Il faut préserver le paysage par un développement urbain plus compact. Toutefois, cette densification réussie affronte de nouveaux obstacles qu’elle suscite elle-même. C’est le cas de la protection contre le bruit. Un domaine dans lequel les choses commencent à bouger alors que l’isolation acoustique des fenêtres et façades gagne en importance.
Le Conseil des États veut assouplir la construction dans les zones bruyantes. Il s’est prononcé en ce sens le 7 décembre 2023 dans le contexte des modifications nécessaires de la loi sur la protection de l’environnement.
Contexte : selon l’Association des propriétaires fonciers (1), le bruit ambiant comptait parmi les trois facteurs essentiels au choix d’un logement et à la satisfaction qu’il procure. Ce critère arrivait juste après les possibilités d’achat et la desserte par les transports publics. Il s’agit de facteurs généralement plus marqués dans les zones denses. Si l’on souhaite être mobile et pouvoir faire ses achats à tout moment, il faut compter avec un certain bruit ambiant. En revanche, l’excès de bruit rend malade. L’Organisation mondiale de la santé (OMS) considère le bruit ambiant comme l’un des principaux problèmes de santé parmi tous les risques environnementaux. Le bruit persistant est notamment impliqué dans le développement de maladies cardio-vasculaires, de troubles du sommeil et de lésions auditives permanentes, soit les acouphènes. (3) C’est pourquoi, dans ses lignes directrices, l’organisation se prononce en faveur de certaines limites à des sources de bruit spécifiques. (2) À juste titre, la protection contre le bruit figure désormais en bonne place dans la loi. La législation suisse sur la protection contre le bruit définit des valeurs de planification, des valeurs limites d’immissions et des valeurs d’alarme pour différents types de bruit. Les valeurs d’alarme tiennent lieu de critère explicite pour l’urgence des assainissements et l’installation de fenêtres antibruit. (4)
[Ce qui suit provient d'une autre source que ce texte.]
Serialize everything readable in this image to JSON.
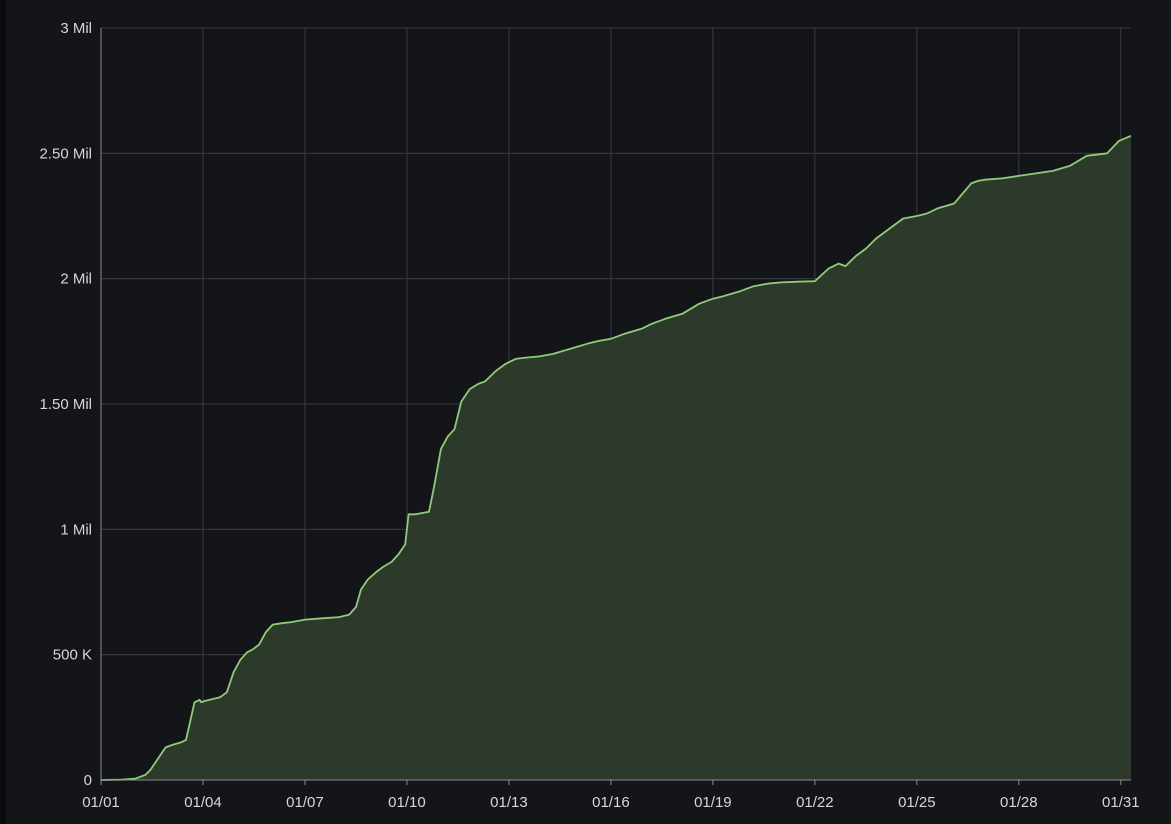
{
  "chart_data": {
    "type": "area",
    "title": "",
    "xlabel": "",
    "ylabel": "",
    "ylim": [
      0,
      3000000
    ],
    "y_ticks": [
      {
        "value": 0,
        "label": "0"
      },
      {
        "value": 500000,
        "label": "500 K"
      },
      {
        "value": 1000000,
        "label": "1 Mil"
      },
      {
        "value": 1500000,
        "label": "1.50 Mil"
      },
      {
        "value": 2000000,
        "label": "2 Mil"
      },
      {
        "value": 2500000,
        "label": "2.50 Mil"
      },
      {
        "value": 3000000,
        "label": "3 Mil"
      }
    ],
    "xlim": [
      1,
      31.3
    ],
    "x_ticks": [
      {
        "value": 1,
        "label": "01/01"
      },
      {
        "value": 4,
        "label": "01/04"
      },
      {
        "value": 7,
        "label": "01/07"
      },
      {
        "value": 10,
        "label": "01/10"
      },
      {
        "value": 13,
        "label": "01/13"
      },
      {
        "value": 16,
        "label": "01/16"
      },
      {
        "value": 19,
        "label": "01/19"
      },
      {
        "value": 22,
        "label": "01/22"
      },
      {
        "value": 25,
        "label": "01/25"
      },
      {
        "value": 28,
        "label": "01/28"
      },
      {
        "value": 31,
        "label": "01/31"
      }
    ],
    "grid": true,
    "legend": "none",
    "colors": {
      "background": "#141519",
      "grid": "#3a3c42",
      "line": "#8fcc7a",
      "fill": "#2d3a2b",
      "tick_text": "#d6d7da"
    },
    "series": [
      {
        "x": [
          1.0,
          1.6,
          2.0,
          2.3,
          2.45,
          2.6,
          2.75,
          2.9,
          3.1,
          3.35,
          3.5,
          3.75,
          3.9,
          3.95,
          4.05,
          4.2,
          4.5,
          4.7,
          4.9,
          5.1,
          5.3,
          5.45,
          5.65,
          5.85,
          6.05,
          6.3,
          6.6,
          7.0,
          7.5,
          8.0,
          8.3,
          8.5,
          8.65,
          8.85,
          9.1,
          9.3,
          9.55,
          9.75,
          9.95,
          10.05,
          10.25,
          10.65,
          10.8,
          11.0,
          11.2,
          11.4,
          11.6,
          11.85,
          12.1,
          12.3,
          12.6,
          12.9,
          13.2,
          13.5,
          13.9,
          14.3,
          14.8,
          15.3,
          15.6,
          16.0,
          16.4,
          16.9,
          17.2,
          17.6,
          18.1,
          18.6,
          19.0,
          19.3,
          19.8,
          20.2,
          20.6,
          21.0,
          21.5,
          22.0,
          22.4,
          22.7,
          22.9,
          23.2,
          23.5,
          23.8,
          24.2,
          24.6,
          25.0,
          25.3,
          25.6,
          26.1,
          26.6,
          26.8,
          27.0,
          27.5,
          28.0,
          28.5,
          29.0,
          29.5,
          30.0,
          30.6,
          30.95,
          31.3
        ],
        "y": [
          0,
          1000,
          5000,
          20000,
          40000,
          70000,
          100000,
          130000,
          140000,
          150000,
          160000,
          310000,
          320000,
          310000,
          315000,
          320000,
          330000,
          350000,
          430000,
          480000,
          510000,
          520000,
          540000,
          590000,
          620000,
          625000,
          630000,
          640000,
          645000,
          650000,
          660000,
          690000,
          760000,
          800000,
          830000,
          850000,
          870000,
          900000,
          940000,
          1060000,
          1060000,
          1070000,
          1170000,
          1320000,
          1370000,
          1400000,
          1510000,
          1560000,
          1580000,
          1590000,
          1630000,
          1660000,
          1680000,
          1685000,
          1690000,
          1700000,
          1720000,
          1740000,
          1750000,
          1760000,
          1780000,
          1800000,
          1820000,
          1840000,
          1860000,
          1900000,
          1920000,
          1930000,
          1950000,
          1970000,
          1980000,
          1985000,
          1988000,
          1990000,
          2040000,
          2060000,
          2050000,
          2090000,
          2120000,
          2160000,
          2200000,
          2240000,
          2250000,
          2260000,
          2280000,
          2300000,
          2380000,
          2390000,
          2395000,
          2400000,
          2410000,
          2420000,
          2430000,
          2450000,
          2490000,
          2500000,
          2550000,
          2570000
        ]
      }
    ]
  }
}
Une densification forcée peut à son tour augmenter encore le bruit – plus de personnes, des espaces plus étroits, plus de trafic.
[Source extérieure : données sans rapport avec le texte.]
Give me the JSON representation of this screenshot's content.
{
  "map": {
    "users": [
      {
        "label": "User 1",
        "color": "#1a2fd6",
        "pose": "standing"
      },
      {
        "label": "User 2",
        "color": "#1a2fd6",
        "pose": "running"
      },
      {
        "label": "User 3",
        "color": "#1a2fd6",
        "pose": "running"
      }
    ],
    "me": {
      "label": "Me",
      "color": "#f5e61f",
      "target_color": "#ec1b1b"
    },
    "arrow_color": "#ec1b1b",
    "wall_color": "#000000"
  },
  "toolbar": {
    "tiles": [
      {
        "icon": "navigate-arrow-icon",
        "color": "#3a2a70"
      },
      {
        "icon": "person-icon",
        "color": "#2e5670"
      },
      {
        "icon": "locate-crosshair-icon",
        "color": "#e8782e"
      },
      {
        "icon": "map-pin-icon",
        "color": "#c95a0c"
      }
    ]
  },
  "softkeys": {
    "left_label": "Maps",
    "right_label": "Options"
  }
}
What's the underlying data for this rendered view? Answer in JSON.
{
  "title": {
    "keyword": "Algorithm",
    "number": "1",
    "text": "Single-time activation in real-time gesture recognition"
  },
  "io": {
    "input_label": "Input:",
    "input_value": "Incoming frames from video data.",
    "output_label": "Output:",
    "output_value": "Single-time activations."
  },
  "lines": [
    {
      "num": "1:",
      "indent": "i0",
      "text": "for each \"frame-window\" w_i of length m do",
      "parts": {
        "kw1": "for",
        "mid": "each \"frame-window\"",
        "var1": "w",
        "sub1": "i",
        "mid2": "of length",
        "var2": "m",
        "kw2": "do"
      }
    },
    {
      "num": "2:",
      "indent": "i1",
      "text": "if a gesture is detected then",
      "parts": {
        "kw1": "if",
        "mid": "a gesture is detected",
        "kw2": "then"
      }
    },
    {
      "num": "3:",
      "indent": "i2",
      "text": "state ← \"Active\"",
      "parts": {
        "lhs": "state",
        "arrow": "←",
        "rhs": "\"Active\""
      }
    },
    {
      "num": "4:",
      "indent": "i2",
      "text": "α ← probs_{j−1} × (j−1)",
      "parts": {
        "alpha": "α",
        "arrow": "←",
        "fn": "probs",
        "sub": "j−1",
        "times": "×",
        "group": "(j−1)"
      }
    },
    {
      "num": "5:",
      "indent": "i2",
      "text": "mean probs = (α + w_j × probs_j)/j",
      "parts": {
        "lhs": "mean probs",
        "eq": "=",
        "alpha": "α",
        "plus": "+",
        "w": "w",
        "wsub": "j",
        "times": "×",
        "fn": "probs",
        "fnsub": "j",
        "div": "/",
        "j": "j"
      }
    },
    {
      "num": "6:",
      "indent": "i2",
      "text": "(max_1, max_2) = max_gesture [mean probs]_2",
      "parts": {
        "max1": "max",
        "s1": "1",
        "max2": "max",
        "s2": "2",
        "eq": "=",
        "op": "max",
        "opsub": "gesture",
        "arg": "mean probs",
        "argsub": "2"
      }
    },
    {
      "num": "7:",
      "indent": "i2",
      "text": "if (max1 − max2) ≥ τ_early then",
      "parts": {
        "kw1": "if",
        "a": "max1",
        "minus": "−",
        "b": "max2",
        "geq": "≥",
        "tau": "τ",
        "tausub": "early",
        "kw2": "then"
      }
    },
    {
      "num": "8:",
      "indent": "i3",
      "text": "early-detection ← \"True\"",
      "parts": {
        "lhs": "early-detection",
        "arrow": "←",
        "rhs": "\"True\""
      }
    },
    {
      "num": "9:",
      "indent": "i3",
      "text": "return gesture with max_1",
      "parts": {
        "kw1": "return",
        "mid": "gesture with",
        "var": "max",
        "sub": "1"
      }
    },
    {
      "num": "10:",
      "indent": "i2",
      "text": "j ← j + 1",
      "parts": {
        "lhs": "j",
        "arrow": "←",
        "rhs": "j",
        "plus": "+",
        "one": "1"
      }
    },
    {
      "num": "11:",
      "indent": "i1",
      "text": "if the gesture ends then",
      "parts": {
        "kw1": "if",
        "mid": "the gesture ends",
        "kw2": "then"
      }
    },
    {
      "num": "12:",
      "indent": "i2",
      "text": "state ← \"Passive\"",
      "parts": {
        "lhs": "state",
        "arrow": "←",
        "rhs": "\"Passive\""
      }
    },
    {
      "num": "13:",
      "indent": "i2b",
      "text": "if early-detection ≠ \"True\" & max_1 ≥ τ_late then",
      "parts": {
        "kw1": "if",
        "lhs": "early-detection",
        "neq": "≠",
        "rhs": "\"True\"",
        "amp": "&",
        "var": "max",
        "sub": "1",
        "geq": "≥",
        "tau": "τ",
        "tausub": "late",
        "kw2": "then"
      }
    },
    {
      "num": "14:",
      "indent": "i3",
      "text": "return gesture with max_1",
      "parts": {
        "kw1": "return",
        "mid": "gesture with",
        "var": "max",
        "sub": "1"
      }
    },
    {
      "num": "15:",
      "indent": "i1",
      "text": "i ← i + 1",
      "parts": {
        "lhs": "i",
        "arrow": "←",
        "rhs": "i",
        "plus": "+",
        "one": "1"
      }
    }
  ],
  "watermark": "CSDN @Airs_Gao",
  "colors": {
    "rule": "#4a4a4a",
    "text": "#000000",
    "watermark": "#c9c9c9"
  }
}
Plus grand nombre de personnes, des espaces réduits, une augmentation du trafic : la densification forcée peut elle aussi accroître le bruit. Les distances en relation avec les sources de bruit diminuent, ce qui se traduit en partie par une augmentation des valeurs d’émission. Et c’est bien là que réside le problème : en cas de dépassement de la limite de décibels autorisée, aucun autre bâtiment d’habitation ne peut être construit sur le site. (5)
Dans les grandes lignes, le concept de densification est déjà un succès – la surface des zones à bâtir en Suisse est quasiment restée stable entre 2017 et 2022. Cela, en dépit de l’augmentation de la population. La surface moyenne nécessaire par personne s’était réduite de 309 m2 à 282 m2 en 2022. Aujourd’hui, on construit plus grand ou plus haut. (6) Dans le même temps, de nombreux grands projets sont rejetés par les tribunaux au motif qu’une « autorisation est impossible du point de vue protection contre le bruit » : selon la NZZ, plusieurs projets importants dans des zones bruyantes comprenant des centaines de logements sont gelés en ville de Zurich(7). Cela est le résultat d’un durcissement des pratiques des tribunaux en matière de protection contre le bruit. Comme les autorités, les maîtres d’ouvrage sont confrontés à un dilemme.